Leaf morphology changes according to habitat type. The leaves are wider in deeper waters. There are apparently two morphs, a narrow leaf and a wide leaf, rather than a continuous range. The narrow leaf type is found closer to shore where it is exposed more often. The wide leaf type is found in deeper areas with cloudier waters. Plants that receive less light may need more leaf blade area to perform enough photosynthesis.
It occupies the lower intertidal zone, and it is less tolerant of exposure to air than are plants of the upper intertidal zone such as Thalassia hemprichii. It desiccates quickly. It is also sensitive to ultraviolet radiation. These factors restrict it to deeper intertidal waters than some other plants.
This species is an important food for the dugong. The grass grows in the Masirah Channel, a waterway between Masirah Island and mainland Oman, where it is an important food for the green sea turtle.
This species is known to be hybridized to Halodule pinifolia in Okinawa, Japan.

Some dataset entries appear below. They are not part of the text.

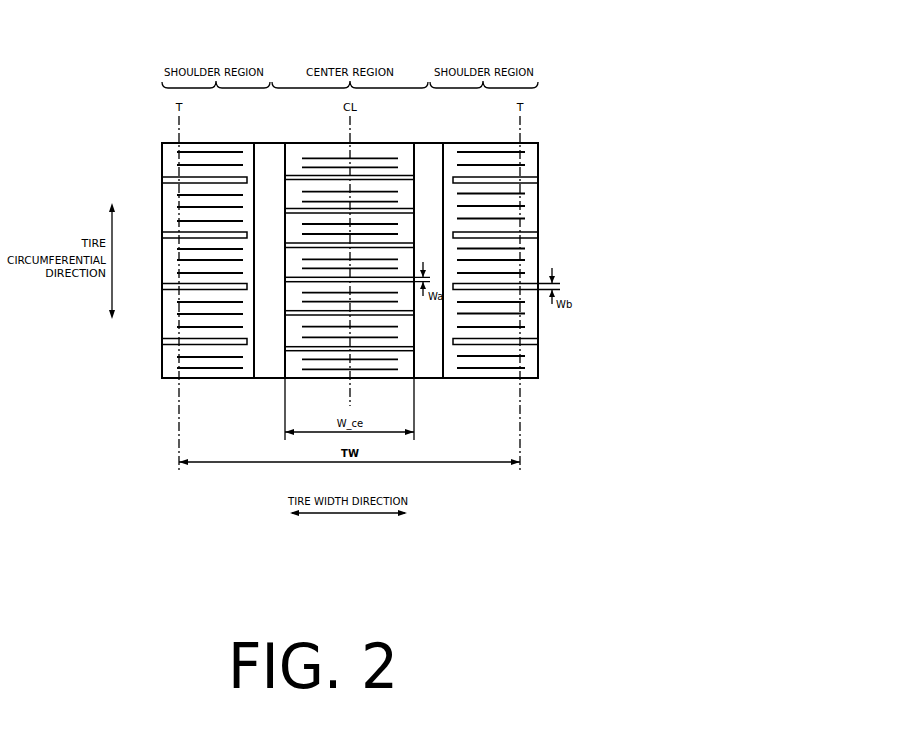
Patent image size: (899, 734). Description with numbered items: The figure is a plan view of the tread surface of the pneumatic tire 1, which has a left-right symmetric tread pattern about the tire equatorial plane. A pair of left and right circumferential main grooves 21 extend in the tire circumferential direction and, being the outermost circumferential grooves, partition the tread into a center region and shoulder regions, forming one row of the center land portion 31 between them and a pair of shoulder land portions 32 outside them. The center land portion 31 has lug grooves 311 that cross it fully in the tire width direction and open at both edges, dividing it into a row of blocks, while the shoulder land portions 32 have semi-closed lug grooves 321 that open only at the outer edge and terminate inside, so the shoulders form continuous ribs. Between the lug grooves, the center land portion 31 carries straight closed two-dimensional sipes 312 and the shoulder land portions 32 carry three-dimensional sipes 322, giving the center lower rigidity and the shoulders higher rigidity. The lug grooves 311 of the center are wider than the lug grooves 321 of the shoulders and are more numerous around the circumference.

The pneumatic tire 1 is at (530, 52).
The circumferential main groove 21 is at (268, 150).
The center land portion 31 is at (378, 141).
The shoulder land portion 32 is at (224, 141).
The lug groove 311 is at (410, 178).
The sipe 312 is at (394, 192).
The lug groove 321 is at (168, 179).
The sipe 322 is at (177, 195).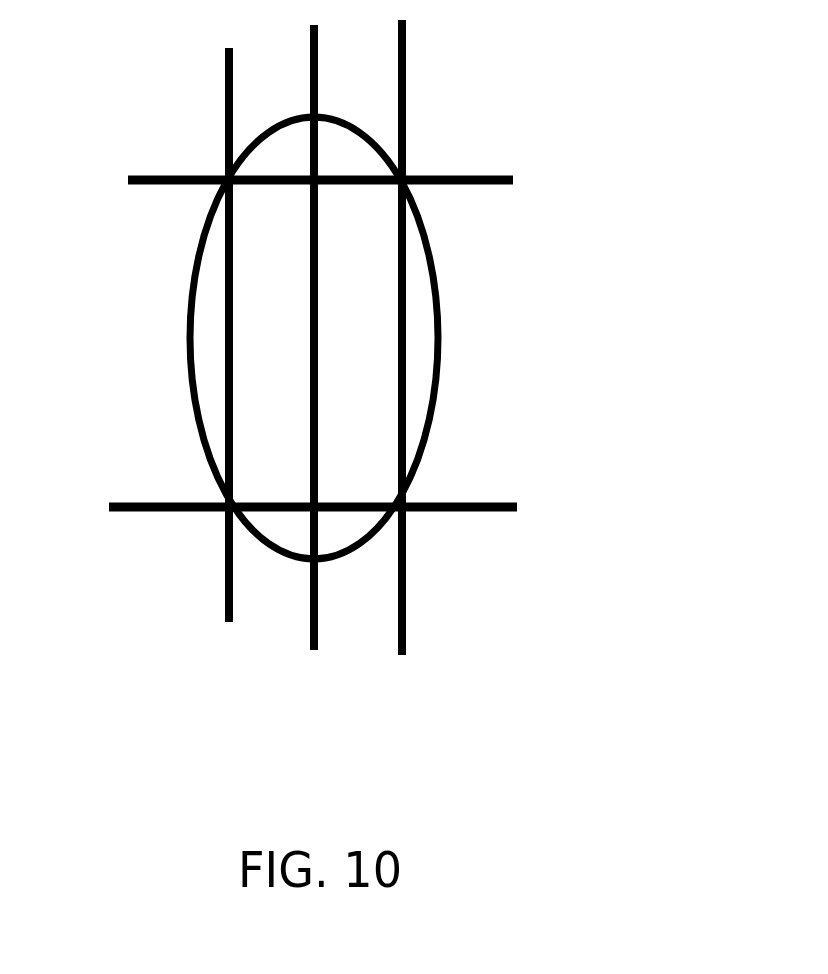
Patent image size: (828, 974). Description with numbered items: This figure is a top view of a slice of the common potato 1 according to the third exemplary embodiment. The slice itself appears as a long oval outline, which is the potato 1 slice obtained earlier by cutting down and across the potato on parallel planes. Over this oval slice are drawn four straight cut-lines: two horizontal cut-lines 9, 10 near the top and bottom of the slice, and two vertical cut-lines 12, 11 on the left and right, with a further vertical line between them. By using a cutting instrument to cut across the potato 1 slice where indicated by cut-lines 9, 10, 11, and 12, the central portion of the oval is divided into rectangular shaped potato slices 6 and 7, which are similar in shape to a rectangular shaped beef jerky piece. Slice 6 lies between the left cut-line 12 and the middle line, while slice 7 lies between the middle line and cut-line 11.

The common potato 1 is at (202, 332).
The rectangular shaped potato slice 6 is at (272, 268).
The rectangular shaped potato slice 7 is at (374, 398).
The cut-line 9 is at (465, 175).
The cut-line 10 is at (465, 508).
The cut-line 11 is at (405, 587).
The cut-line 12 is at (228, 117).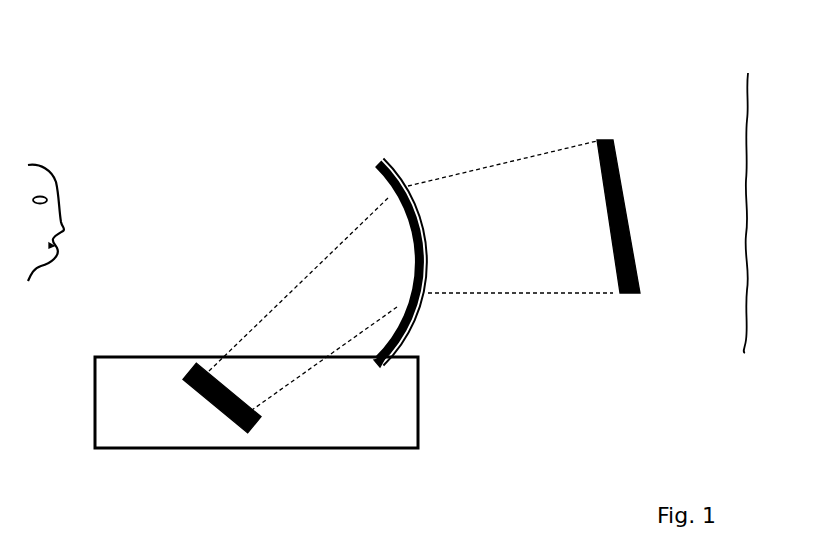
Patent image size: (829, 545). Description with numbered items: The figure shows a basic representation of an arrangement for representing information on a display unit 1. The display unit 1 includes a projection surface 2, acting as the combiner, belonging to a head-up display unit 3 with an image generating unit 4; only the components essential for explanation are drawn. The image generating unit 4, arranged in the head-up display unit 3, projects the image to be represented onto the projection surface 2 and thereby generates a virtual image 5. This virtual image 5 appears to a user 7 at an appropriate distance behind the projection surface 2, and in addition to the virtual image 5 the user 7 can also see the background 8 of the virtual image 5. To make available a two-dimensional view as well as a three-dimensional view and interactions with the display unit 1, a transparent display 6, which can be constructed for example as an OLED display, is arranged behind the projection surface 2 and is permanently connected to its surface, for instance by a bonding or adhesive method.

The display unit 1 is at (771, 104).
The projection surface 2 is at (370, 165).
The head-up display unit 3 is at (412, 415).
The image generating unit 4 is at (252, 428).
The virtual image 5 is at (611, 140).
The transparent display 6 is at (385, 162).
The user 7 is at (66, 173).
The background 8 is at (748, 212).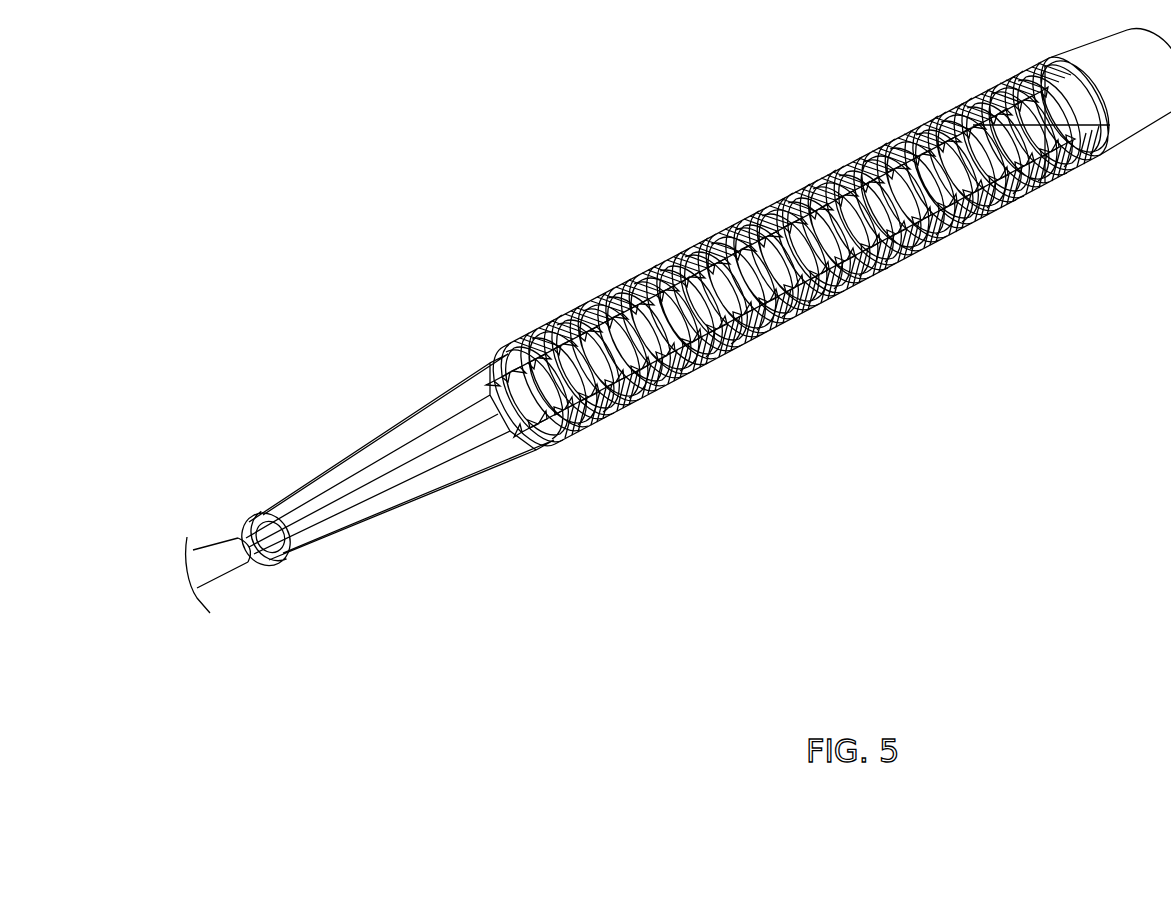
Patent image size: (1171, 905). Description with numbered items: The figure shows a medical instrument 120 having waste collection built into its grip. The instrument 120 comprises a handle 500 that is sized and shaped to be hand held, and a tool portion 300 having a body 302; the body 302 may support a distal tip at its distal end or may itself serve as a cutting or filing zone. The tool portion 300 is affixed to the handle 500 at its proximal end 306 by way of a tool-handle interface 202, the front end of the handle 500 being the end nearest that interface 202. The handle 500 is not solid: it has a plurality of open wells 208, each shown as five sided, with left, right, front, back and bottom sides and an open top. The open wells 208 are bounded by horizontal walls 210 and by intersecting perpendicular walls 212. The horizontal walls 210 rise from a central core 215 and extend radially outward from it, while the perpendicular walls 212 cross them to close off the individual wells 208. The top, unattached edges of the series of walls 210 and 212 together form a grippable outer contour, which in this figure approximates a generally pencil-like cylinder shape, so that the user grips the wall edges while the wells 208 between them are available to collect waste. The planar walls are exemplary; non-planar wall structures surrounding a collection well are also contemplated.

The medical instrument 120 is at (373, 256).
The handle 500 is at (660, 172).
The open wells 208 is at (840, 163).
The perpendicular walls 212 is at (922, 187).
The horizontal walls 210 is at (842, 293).
The central core 215 is at (450, 447).
The tool portion 300 is at (216, 522).
The body 302 is at (218, 575).
The tool-handle interface 202 is at (281, 548).
The proximal end 306 is at (256, 567).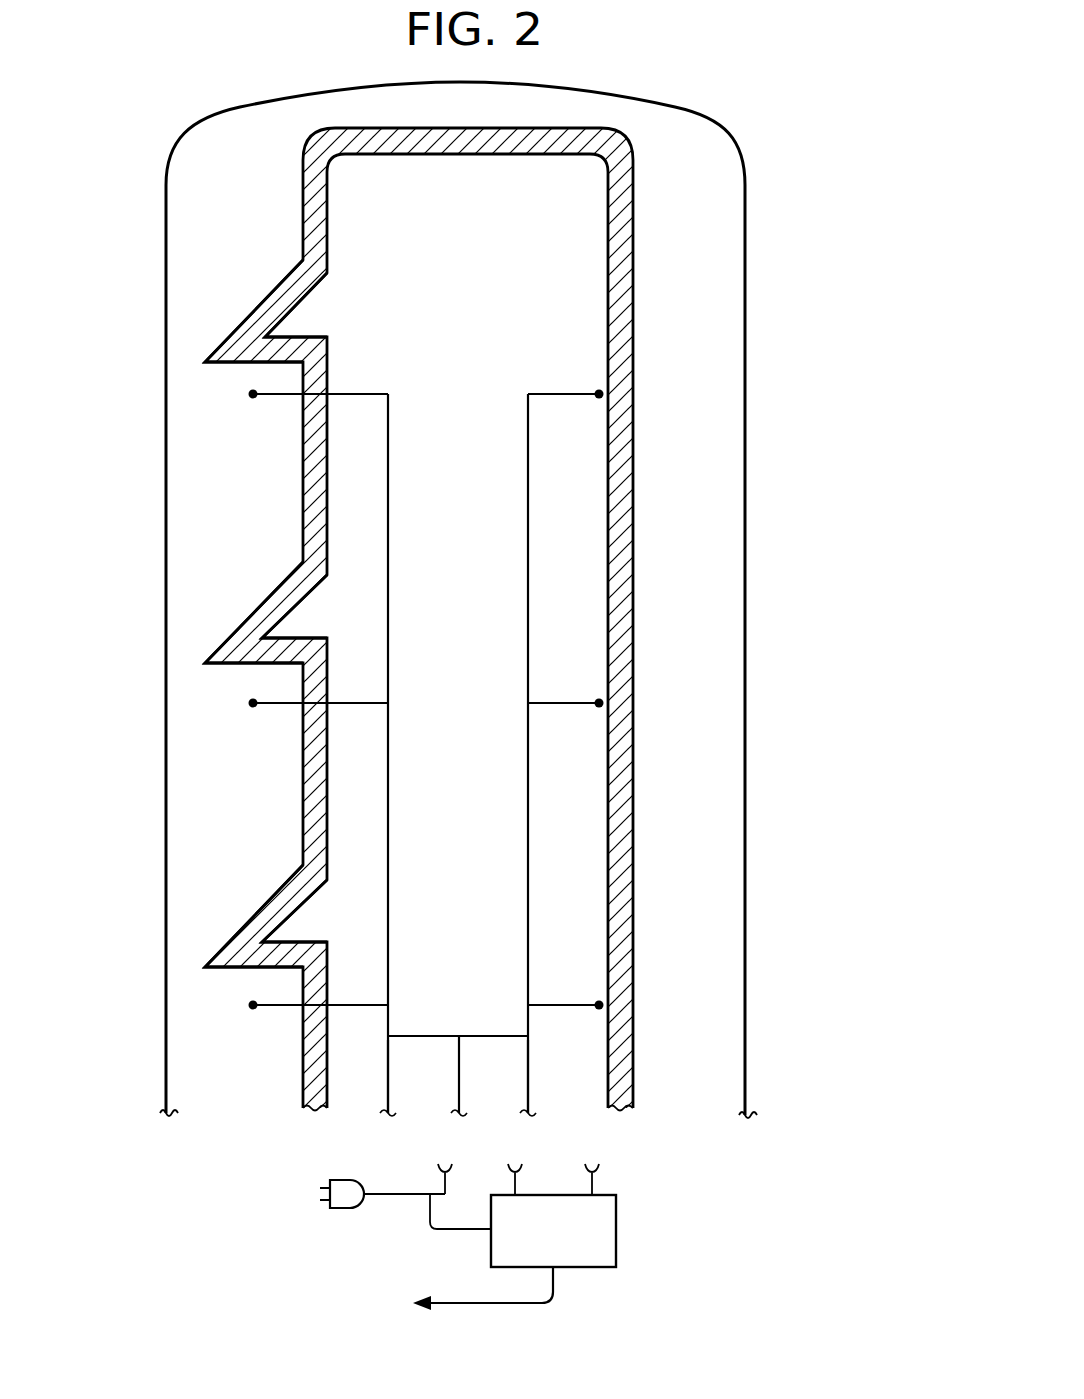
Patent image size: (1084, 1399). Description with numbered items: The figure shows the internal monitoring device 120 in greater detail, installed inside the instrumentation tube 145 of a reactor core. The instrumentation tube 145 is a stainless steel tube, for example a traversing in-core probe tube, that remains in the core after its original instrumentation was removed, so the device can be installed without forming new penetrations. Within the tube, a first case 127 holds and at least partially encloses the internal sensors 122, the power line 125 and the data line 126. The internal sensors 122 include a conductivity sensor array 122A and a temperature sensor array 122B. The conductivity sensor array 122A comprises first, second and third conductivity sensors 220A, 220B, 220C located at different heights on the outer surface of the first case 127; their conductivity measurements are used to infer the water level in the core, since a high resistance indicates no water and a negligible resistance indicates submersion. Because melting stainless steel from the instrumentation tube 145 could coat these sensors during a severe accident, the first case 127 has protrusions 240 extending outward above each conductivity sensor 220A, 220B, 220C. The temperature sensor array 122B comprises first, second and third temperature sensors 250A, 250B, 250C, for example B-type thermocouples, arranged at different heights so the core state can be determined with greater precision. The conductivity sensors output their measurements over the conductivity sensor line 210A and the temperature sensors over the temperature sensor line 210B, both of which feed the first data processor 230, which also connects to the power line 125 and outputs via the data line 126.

The internal monitoring device 120 is at (857, 188).
The instrumentation tube 145 is at (760, 332).
The first case 127 is at (650, 975).
The protrusions 240 is at (248, 316).
The internal sensors 122 is at (572, 235).
The conductivity sensor array 122A is at (363, 373).
The temperature sensor array 122B is at (552, 372).
The first conductivity sensor 220A is at (251, 398).
The second conductivity sensor 220B is at (253, 707).
The third conductivity sensor 220C is at (254, 1009).
The first temperature sensor 250A is at (597, 398).
The second temperature sensor 250B is at (597, 707).
The third temperature sensor 250C is at (597, 1009).
The conductivity sensor line 210A is at (385, 1082).
The temperature sensor line 210B is at (530, 1082).
The power line 125 is at (460, 1095).
The first data processor 230 is at (617, 1228).
The data line 126 is at (422, 1298).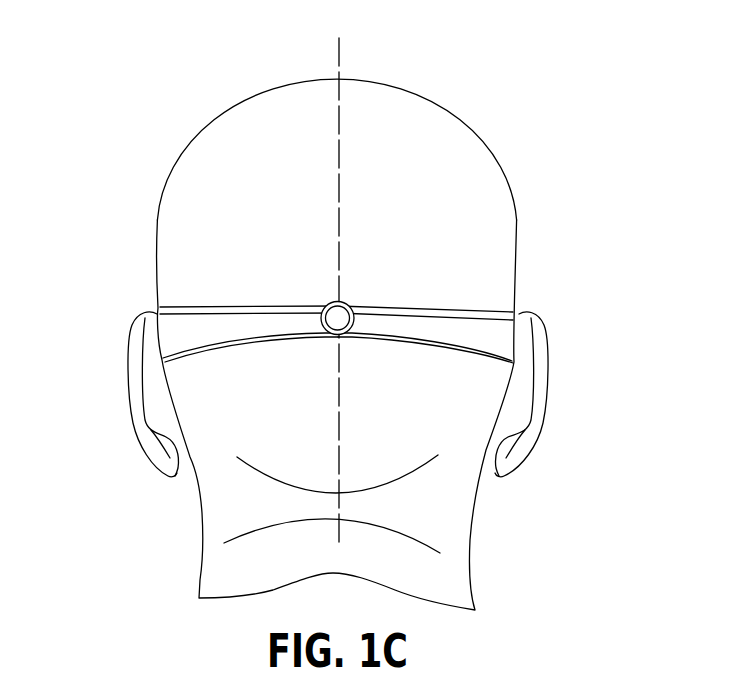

This plant is widely distributed and it is common throughout its range. In general its populations are stable, though it may be decreasing in localized areas, such as the coast of Bangladesh, and it fluctuates in some Australian waters. It is affected by some degradation of habitat by forces such as coastal development, siltation, sedimentation, weather events and tidal action, predation, parasites, disease, trawling and other fishing practices, dredging, pollution, eutrophication, and climate change.
Conservation plans are in effect in various regions. Populations are monitored in the United Arab Emirates. It grows within the bounds of several marine parks and reserves in Africa. Populations can be disturbed only with permits in parts of Australia. Large beds are protected in Hat Chao Mai National Park in Thailand.